Hingga kini, polisi baru mengidentifikasi satu korban. Namun penyidik masih terus mendalami kasus ini dengan memeriksa tersangka dan sejumlah saksi untuk mengungkap kronologi lengkap.
Dijerat Pasal Pencabulan Anak, Terancam 9 Tahun Penjara
Atas perbuatannya, tersangka D dijerat Pasal 415 huruf b Undang-Undang Nomor 1 Tahun 2023 tentang Kitab Undang-Undang Hukum Pidana (KUHP). Pasal ini mengatur tindak pidana perbuatan cabul terhadap anak.
“Dijerat dengan Pasal 415 huruf B,” tandas Eko.
Ancaman pidana yang menanti cukup berat, yakni penjara paling lama sembilan tahun.
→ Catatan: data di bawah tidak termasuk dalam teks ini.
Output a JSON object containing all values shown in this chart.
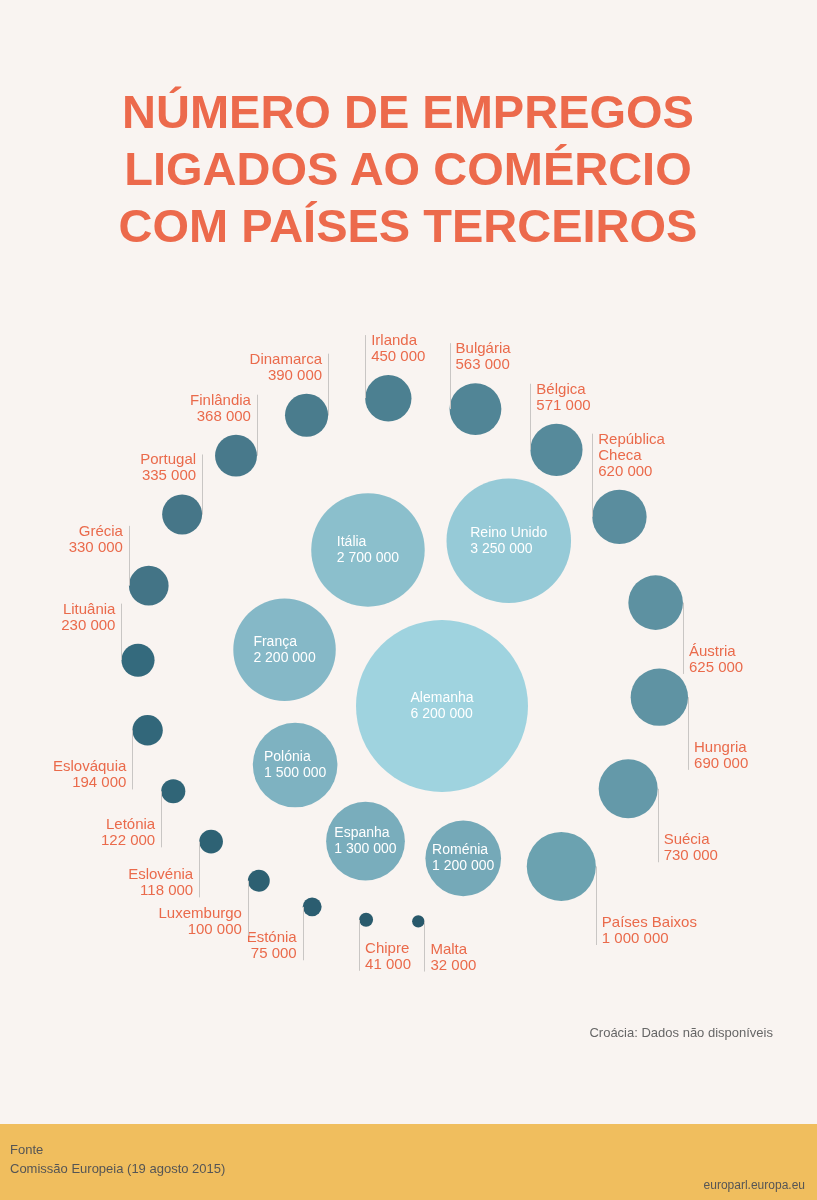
{
  "chart_data": {
    "type": "other",
    "title": "NÚMERO DE EMPREGOS LIGADOS AO COMÉRCIO COM PAÍSES TERCEIROS",
    "categories": [
      "Alemanha",
      "Reino Unido",
      "Itália",
      "França",
      "Polónia",
      "Espanha",
      "Roménia",
      "Países Baixos",
      "Suécia",
      "Hungria",
      "Áustria",
      "República Checa",
      "Bélgica",
      "Bulgária",
      "Irlanda",
      "Dinamarca",
      "Finlândia",
      "Portugal",
      "Grécia",
      "Lituânia",
      "Eslováquia",
      "Letónia",
      "Eslovénia",
      "Luxemburgo",
      "Estónia",
      "Chipre",
      "Malta"
    ],
    "values": [
      6200000,
      3250000,
      2700000,
      2200000,
      1500000,
      1300000,
      1200000,
      1000000,
      730000,
      690000,
      625000,
      620000,
      571000,
      563000,
      450000,
      390000,
      368000,
      335000,
      330000,
      230000,
      194000,
      122000,
      118000,
      100000,
      75000,
      41000,
      32000
    ],
    "colors": [
      "#9fd3df",
      "#96cad7",
      "#8bbfcc",
      "#85b8c7",
      "#7eb2c1",
      "#79adbc",
      "#75a9b8",
      "#6ba2b0",
      "#6499a9",
      "#5f93a3",
      "#5d91a1",
      "#5a8d9e",
      "#568a9b",
      "#518596",
      "#4c8091",
      "#4a7c8d",
      "#48798b",
      "#467688",
      "#437486",
      "#346a7d",
      "#32677a",
      "#306577",
      "#2e6274",
      "#2d6072",
      "#2b5d70",
      "#2a5b6d",
      "#28586a"
    ],
    "data_labels": true,
    "annotations": [
      "Croácia: Dados não disponíveis",
      "Fonte",
      "Comissão Europeia (19 agosto 2015)",
      "europarl.europa.eu"
    ]
  }
}
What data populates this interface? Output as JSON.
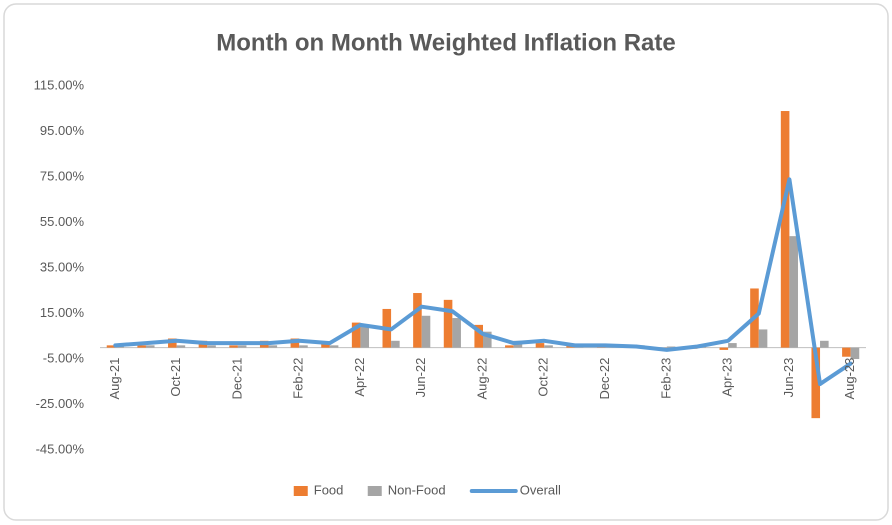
{
  "chart_data": {
    "type": "bar-line",
    "title": "Month on Month Weighted Inflation Rate",
    "categories": [
      "Aug-21",
      null,
      "Oct-21",
      null,
      "Dec-21",
      null,
      "Feb-22",
      null,
      "Apr-22",
      null,
      "Jun-22",
      null,
      "Aug-22",
      null,
      "Oct-22",
      null,
      "Dec-22",
      null,
      "Feb-23",
      null,
      "Apr-23",
      null,
      "Jun-23",
      null,
      "Aug-23"
    ],
    "series": [
      {
        "name": "Food",
        "type": "bar",
        "color": "#ed7d31",
        "values": [
          1,
          1,
          4,
          3,
          1,
          3,
          4,
          2,
          11,
          17,
          24,
          21,
          10,
          1,
          2,
          1,
          1,
          0.5,
          -1,
          -0.5,
          -1,
          26,
          104,
          -31,
          -4
        ]
      },
      {
        "name": "Non-Food",
        "type": "bar",
        "color": "#a5a5a5",
        "values": [
          1,
          1,
          1,
          1,
          1,
          1,
          1,
          1,
          10,
          3,
          14,
          13,
          7,
          3,
          1,
          1,
          1,
          1,
          0.5,
          0.5,
          2,
          8,
          49,
          3,
          -5
        ]
      },
      {
        "name": "Overall",
        "type": "line",
        "color": "#5b9bd5",
        "values": [
          1,
          2,
          3,
          2,
          2,
          2,
          3,
          2,
          10,
          8,
          18,
          16,
          6,
          2,
          3,
          1,
          1,
          0.5,
          -1,
          0.5,
          3,
          15,
          74,
          -16,
          -7
        ]
      }
    ],
    "ylim": [
      -45,
      115
    ],
    "yticks": [
      {
        "value": 115,
        "label": "115.00%"
      },
      {
        "value": 95,
        "label": "95.00%"
      },
      {
        "value": 75,
        "label": "75.00%"
      },
      {
        "value": 55,
        "label": "55.00%"
      },
      {
        "value": 35,
        "label": "35.00%"
      },
      {
        "value": 15,
        "label": "15.00%"
      },
      {
        "value": -5,
        "label": "-5.00%"
      },
      {
        "value": -25,
        "label": "-25.00%"
      },
      {
        "value": -45,
        "label": "-45.00%"
      }
    ],
    "grid": false,
    "legend": "bottom"
  }
}
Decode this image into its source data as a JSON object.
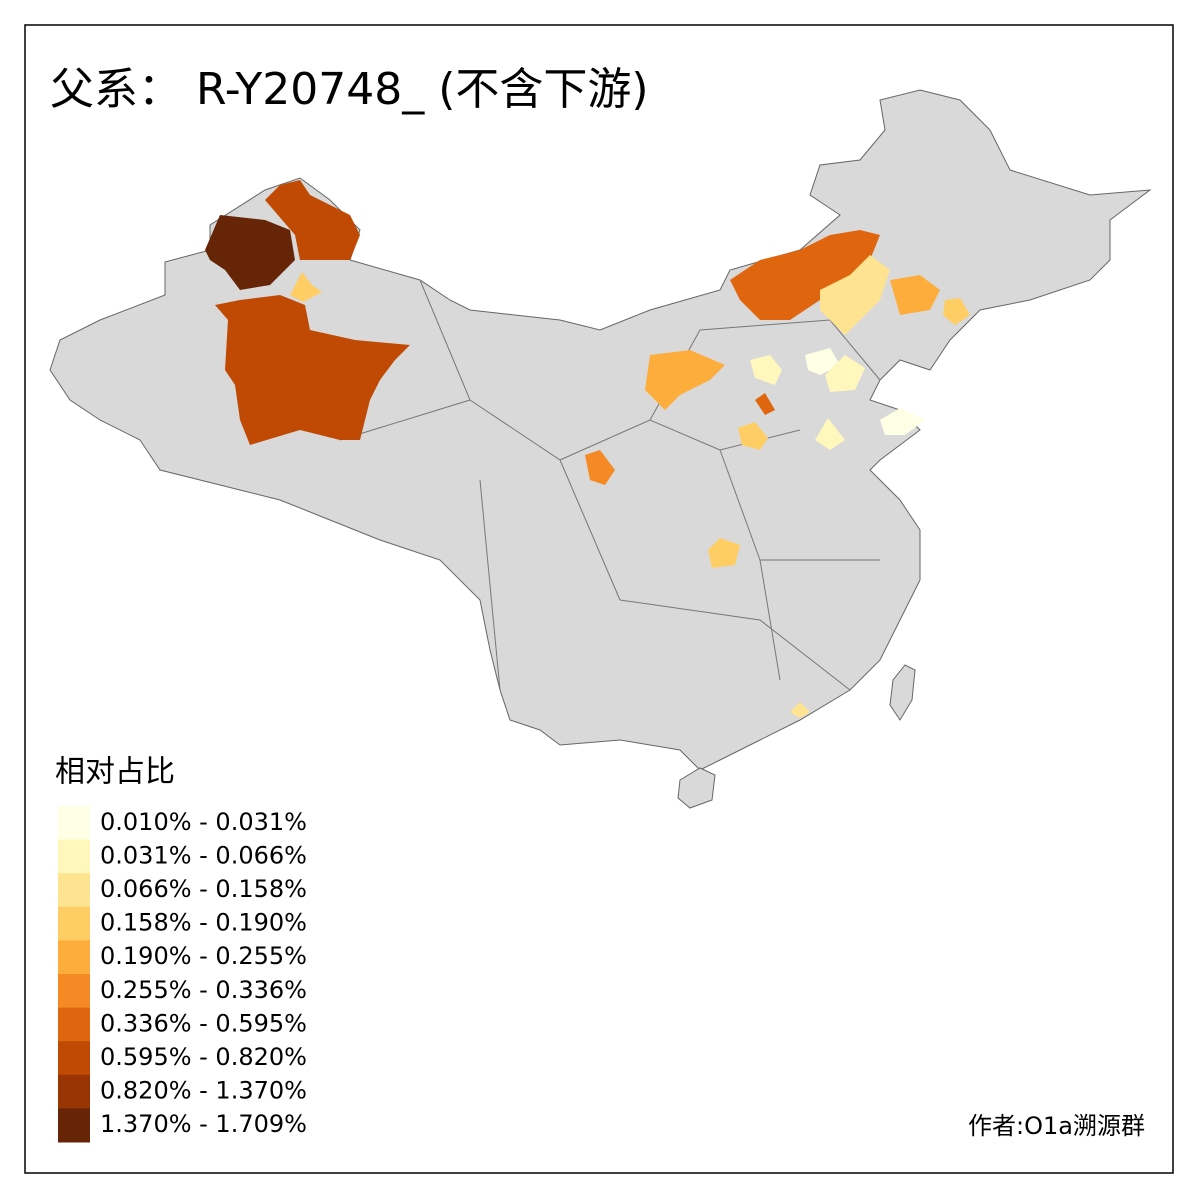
{
  "title": "父系： R-Y20748_ (不含下游)",
  "legend": {
    "title": "相对占比",
    "items": [
      {
        "label": "0.010% - 0.031%",
        "color": "#ffffe5"
      },
      {
        "label": "0.031% - 0.066%",
        "color": "#fff7bc"
      },
      {
        "label": "0.066% - 0.158%",
        "color": "#fee391"
      },
      {
        "label": "0.158% - 0.190%",
        "color": "#fece65"
      },
      {
        "label": "0.190% - 0.255%",
        "color": "#fdad3c"
      },
      {
        "label": "0.255% - 0.336%",
        "color": "#f58a24"
      },
      {
        "label": "0.336% - 0.595%",
        "color": "#e0650f"
      },
      {
        "label": "0.595% - 0.820%",
        "color": "#c04a04"
      },
      {
        "label": "0.820% - 1.370%",
        "color": "#993404"
      },
      {
        "label": "1.370% - 1.709%",
        "color": "#662506"
      }
    ]
  },
  "credit": "作者:O1a溯源群"
}
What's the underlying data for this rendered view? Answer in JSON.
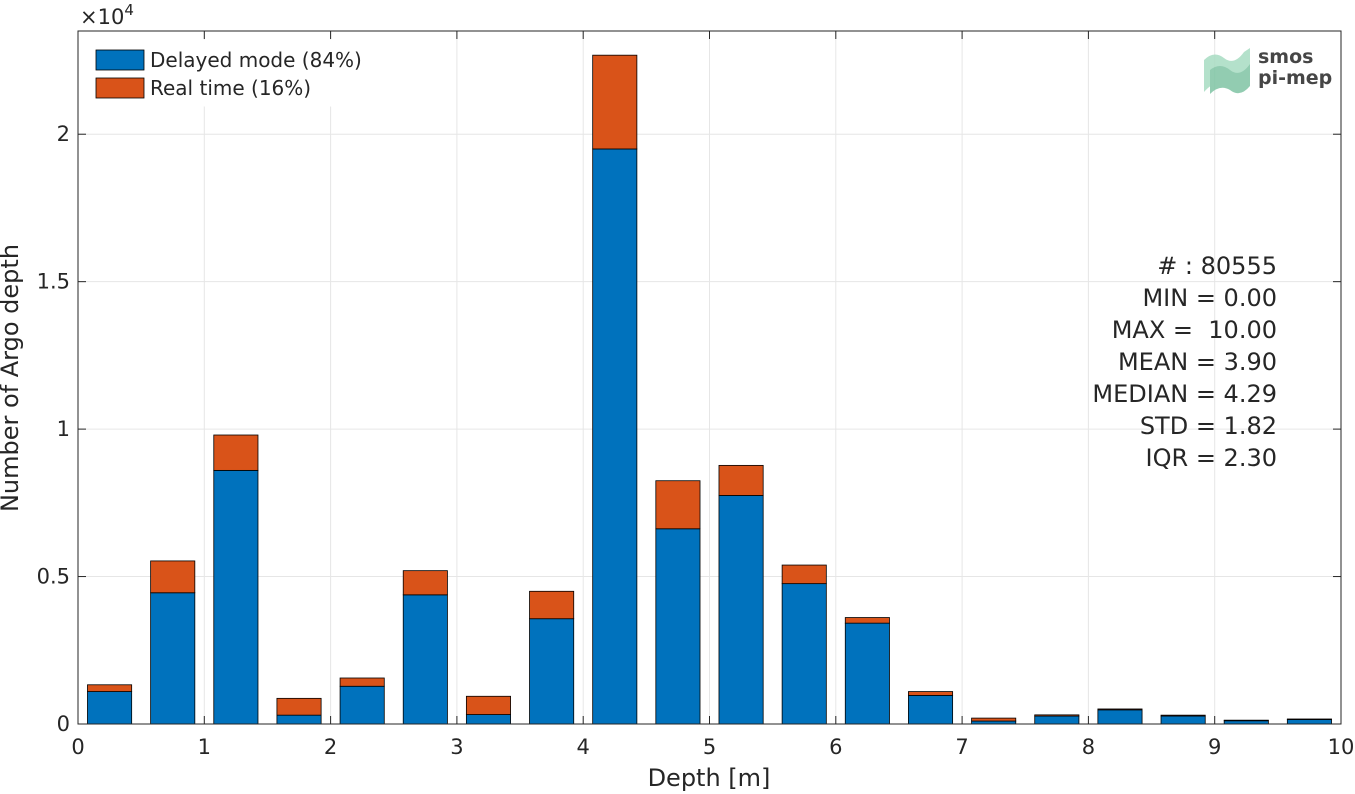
{
  "chart_data": {
    "type": "bar",
    "stacked": true,
    "xlabel": "Depth [m]",
    "ylabel": "Number of Argo depth",
    "xlim": [
      0,
      10
    ],
    "ylim": [
      0,
      23500
    ],
    "y_exponent_label": "×10",
    "y_exponent_power": "4",
    "xticks": [
      0,
      1,
      2,
      3,
      4,
      5,
      6,
      7,
      8,
      9,
      10
    ],
    "xtick_labels": [
      "0",
      "1",
      "2",
      "3",
      "4",
      "5",
      "6",
      "7",
      "8",
      "9",
      "10"
    ],
    "yticks": [
      0,
      5000,
      10000,
      15000,
      20000
    ],
    "ytick_labels": [
      "0",
      "0.5",
      "1",
      "1.5",
      "2"
    ],
    "grid": true,
    "legend_position": "top-left",
    "bar_width": 0.35,
    "x": [
      0.25,
      0.75,
      1.25,
      1.75,
      2.25,
      2.75,
      3.25,
      3.75,
      4.25,
      4.75,
      5.25,
      5.75,
      6.25,
      6.75,
      7.25,
      7.75,
      8.25,
      8.75,
      9.25,
      9.75
    ],
    "series": [
      {
        "name": "Delayed mode (84%)",
        "color": "#0072bd",
        "values": [
          1100,
          4450,
          8600,
          300,
          1280,
          4380,
          320,
          3570,
          19500,
          6620,
          7750,
          4760,
          3420,
          970,
          100,
          270,
          480,
          270,
          110,
          150
        ]
      },
      {
        "name": "Real time (16%)",
        "color": "#d95319",
        "values": [
          230,
          1080,
          1200,
          570,
          280,
          820,
          620,
          930,
          3180,
          1630,
          1020,
          630,
          190,
          130,
          100,
          40,
          30,
          30,
          20,
          20
        ]
      }
    ],
    "stats": [
      "# : 80555",
      "MIN = 0.00",
      "MAX =  10.00",
      "MEAN = 3.90",
      "MEDIAN = 4.29",
      "STD = 1.82",
      "IQR = 2.30"
    ]
  },
  "watermark": {
    "line1": "smos",
    "line2": "pi-mep",
    "color": "#7fc4a4"
  }
}
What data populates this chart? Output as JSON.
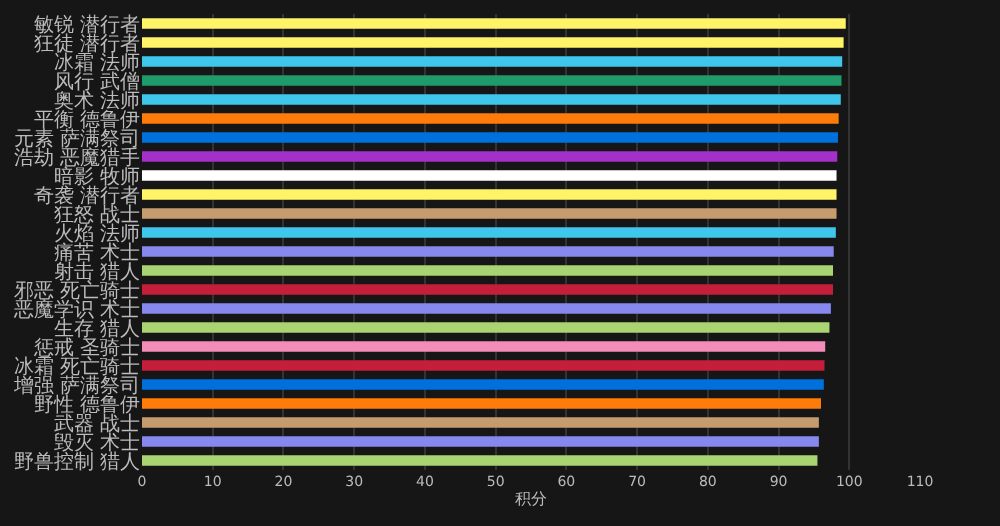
{
  "chart_data": {
    "type": "bar",
    "orientation": "horizontal",
    "xlabel": "积分",
    "categories": [
      "敏锐 潜行者",
      "狂徒 潜行者",
      "冰霜 法师",
      "风行 武僧",
      "奥术 法师",
      "平衡 德鲁伊",
      "元素 萨满祭司",
      "浩劫 恶魔猎手",
      "暗影 牧师",
      "奇袭 潜行者",
      "狂怒 战士",
      "火焰 法师",
      "痛苦 术士",
      "射击 猎人",
      "邪恶 死亡骑士",
      "恶魔学识 术士",
      "生存 猎人",
      "惩戒 圣骑士",
      "冰霜 死亡骑士",
      "增强 萨满祭司",
      "野性 德鲁伊",
      "武器 战士",
      "毁灭 术士",
      "野兽控制 猎人"
    ],
    "values": [
      99.5,
      99.2,
      99.0,
      98.9,
      98.8,
      98.5,
      98.4,
      98.3,
      98.2,
      98.2,
      98.2,
      98.1,
      97.8,
      97.7,
      97.7,
      97.4,
      97.2,
      96.6,
      96.5,
      96.4,
      96.0,
      95.7,
      95.7,
      95.5
    ],
    "colors": [
      "#fff468",
      "#fff468",
      "#3fc7eb",
      "#1f9a6a",
      "#3fc7eb",
      "#ff7c0a",
      "#0070dd",
      "#a330c9",
      "#ffffff",
      "#fff468",
      "#c69b6d",
      "#3fc7eb",
      "#8788ee",
      "#aad372",
      "#c41e3a",
      "#8788ee",
      "#aad372",
      "#f48cba",
      "#c41e3a",
      "#0070dd",
      "#ff7c0a",
      "#c69b6d",
      "#8788ee",
      "#aad372"
    ],
    "xlim": [
      0,
      110
    ],
    "xticks": [
      0,
      10,
      20,
      30,
      40,
      50,
      60,
      70,
      80,
      90,
      100,
      110
    ],
    "grid": "x"
  }
}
Polisi: Kasus Anak Jadi Prioritas, Pengembangan Masih Berlanjut
Ipda Eko menegaskan bahwa kasus yang melibatkan anak menjadi perhatian serius jajaran Polres Kediri. Setiap laporan akan ditangani profesional dengan mengedepankan perlindungan terhadap korban.
Pihaknya belum menutup kemungkinan adanya pengembangan perkara. Jika ditemukan fakta atau korban baru selama proses penyidikan, kasus ini bisa melebar.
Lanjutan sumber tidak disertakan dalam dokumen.